Niemiec Jonas Koch z VERVA Activejet Team zajął 11. miejsce w klasyku Sparkassen Münsterland Giro. Po finiszu z niewielkiej grupy po zwycięstwo sięgnął jego rodak John Degenkolb z Giant-Alpecin.
Niemiecki klasyk kategorii HC rozpoczął się od odjazdu 6 zawodników, wśród których był Paweł Bernas z VERVA Activejet Team. Peleton bardzo długo utrzymywał stratę poniżej jednej minuty, a wielu zawodników próbowało dołączyć do czołówki.
Wszystkie takie próby się nie powiodły i w pewnym momencie w peletonie tempo bardzo mocno spadło, a uciekinierzy zaczęli budować przewagę. Po 50 kilometrach jazdy peleton tracił już 7 minut i w tym momencie do pracy zabrali się przede wszystkim kolarze Lotto Soudal i Etixx – Quick Step.
Środkowa część trasy prowadziła po pagórkowatym i odkrytym terenie gdzie doszło do próby rozerwania peletonu.
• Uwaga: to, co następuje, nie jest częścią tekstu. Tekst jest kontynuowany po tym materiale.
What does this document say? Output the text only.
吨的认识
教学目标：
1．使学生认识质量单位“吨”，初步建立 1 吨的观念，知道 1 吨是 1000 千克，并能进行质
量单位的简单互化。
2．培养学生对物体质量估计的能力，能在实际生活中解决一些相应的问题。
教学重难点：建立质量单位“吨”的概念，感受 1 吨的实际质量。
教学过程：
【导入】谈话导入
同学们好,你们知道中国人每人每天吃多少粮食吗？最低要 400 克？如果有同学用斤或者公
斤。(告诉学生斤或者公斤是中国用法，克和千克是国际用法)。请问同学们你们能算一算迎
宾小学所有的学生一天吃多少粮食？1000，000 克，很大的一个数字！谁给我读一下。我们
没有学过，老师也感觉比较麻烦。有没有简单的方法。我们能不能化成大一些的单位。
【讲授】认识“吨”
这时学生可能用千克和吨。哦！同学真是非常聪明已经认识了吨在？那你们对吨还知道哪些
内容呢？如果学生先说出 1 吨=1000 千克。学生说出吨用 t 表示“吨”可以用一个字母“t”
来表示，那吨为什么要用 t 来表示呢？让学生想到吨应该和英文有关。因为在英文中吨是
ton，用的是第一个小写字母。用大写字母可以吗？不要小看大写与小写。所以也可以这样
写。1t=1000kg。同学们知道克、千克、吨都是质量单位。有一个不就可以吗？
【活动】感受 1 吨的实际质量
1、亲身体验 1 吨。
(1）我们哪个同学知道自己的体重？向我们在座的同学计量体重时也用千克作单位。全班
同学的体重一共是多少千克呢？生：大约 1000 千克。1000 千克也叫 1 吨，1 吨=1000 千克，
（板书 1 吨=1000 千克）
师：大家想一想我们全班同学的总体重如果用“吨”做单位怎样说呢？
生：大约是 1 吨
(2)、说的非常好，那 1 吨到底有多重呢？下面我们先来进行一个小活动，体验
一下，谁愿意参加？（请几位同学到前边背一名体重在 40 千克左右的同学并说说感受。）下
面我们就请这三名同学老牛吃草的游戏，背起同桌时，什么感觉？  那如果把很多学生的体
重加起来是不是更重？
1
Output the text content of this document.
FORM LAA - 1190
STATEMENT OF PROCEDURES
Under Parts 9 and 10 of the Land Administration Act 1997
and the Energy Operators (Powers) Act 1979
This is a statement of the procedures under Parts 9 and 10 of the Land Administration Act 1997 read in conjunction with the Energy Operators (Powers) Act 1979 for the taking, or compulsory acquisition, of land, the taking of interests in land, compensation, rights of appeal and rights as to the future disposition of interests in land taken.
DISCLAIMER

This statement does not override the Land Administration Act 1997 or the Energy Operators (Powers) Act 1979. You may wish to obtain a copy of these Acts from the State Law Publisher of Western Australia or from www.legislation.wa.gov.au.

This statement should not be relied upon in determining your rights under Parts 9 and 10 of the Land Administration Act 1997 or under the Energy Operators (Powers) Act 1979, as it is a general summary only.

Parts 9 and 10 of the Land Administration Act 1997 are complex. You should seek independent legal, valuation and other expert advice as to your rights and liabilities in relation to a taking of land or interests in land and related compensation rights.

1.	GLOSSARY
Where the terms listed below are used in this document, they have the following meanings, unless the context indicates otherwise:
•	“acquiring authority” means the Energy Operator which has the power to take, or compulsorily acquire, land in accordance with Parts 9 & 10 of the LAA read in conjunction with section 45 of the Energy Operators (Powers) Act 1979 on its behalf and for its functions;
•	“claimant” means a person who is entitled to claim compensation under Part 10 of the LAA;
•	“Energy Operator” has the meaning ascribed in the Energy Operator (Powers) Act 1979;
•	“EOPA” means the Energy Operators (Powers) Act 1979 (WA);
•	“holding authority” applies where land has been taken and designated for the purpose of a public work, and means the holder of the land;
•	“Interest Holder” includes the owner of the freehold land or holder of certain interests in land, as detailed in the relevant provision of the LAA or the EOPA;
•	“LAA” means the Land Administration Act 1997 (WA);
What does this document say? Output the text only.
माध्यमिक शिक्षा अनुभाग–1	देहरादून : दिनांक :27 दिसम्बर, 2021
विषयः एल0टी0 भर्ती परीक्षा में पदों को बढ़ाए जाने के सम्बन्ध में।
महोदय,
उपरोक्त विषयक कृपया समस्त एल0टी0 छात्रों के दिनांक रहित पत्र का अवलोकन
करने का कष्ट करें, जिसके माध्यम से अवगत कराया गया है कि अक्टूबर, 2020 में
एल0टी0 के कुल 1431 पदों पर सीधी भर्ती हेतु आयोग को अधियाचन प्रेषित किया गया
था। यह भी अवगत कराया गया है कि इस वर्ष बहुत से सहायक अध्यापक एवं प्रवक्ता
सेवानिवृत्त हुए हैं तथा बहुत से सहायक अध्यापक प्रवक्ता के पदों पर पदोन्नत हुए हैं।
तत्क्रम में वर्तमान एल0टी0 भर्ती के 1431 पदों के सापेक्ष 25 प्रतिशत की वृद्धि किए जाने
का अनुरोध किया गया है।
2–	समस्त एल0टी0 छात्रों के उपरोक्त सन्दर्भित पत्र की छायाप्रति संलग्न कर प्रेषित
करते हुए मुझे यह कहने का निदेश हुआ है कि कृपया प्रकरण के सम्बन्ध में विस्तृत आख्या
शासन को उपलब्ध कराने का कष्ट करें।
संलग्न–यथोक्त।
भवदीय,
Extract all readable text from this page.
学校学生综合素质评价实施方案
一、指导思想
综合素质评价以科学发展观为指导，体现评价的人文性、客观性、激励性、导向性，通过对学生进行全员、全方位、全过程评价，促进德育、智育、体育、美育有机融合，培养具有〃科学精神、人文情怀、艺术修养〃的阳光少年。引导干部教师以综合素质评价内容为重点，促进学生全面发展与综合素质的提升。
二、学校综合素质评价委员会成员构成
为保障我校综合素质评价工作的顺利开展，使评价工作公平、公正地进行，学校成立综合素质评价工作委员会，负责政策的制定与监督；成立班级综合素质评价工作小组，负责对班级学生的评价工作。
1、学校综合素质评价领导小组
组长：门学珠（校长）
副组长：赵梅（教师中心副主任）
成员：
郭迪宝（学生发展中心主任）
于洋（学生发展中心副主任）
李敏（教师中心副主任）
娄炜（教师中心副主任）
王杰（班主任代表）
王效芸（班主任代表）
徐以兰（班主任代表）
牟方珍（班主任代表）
Wąskie uliczki i boczny wiatr przyczyniły się do rozciągnięcia peletonu, a mocne tempo spowodowało, że w pewnym momencie zamiast peletonu było kilka dużych grupek.
Ostatecznie jeszcze przed finałowymi rundami w Munster wszystko się zjechało. Przewaga ucieczki mocno zaczęła topnieć, a 20 kilometrów przed metą, peleton wchłonął uciekinierów.
Podczas końcowych kilometrów kolarze musieli rywalizować w deszczu, a trzy kręte rundy w mieście z odcinkiem bruku spowodowały wiele zamieszania. Peleton zaczął się rwać ze względu na wysokie tempo.
Na ostatni kilometr wpadła grupa około 20 kolarzy, którzy w sprincie rozstrzygnęli losy zwycięstwa. Wygrał Degenkolb przed Belgiem Roy’em Jansem z Wanty – Groupe Gobert i Niemcem Pacalem Ackermanem z Rad-Net Rose. Na 11. pozycji finiszował Jonas Koch.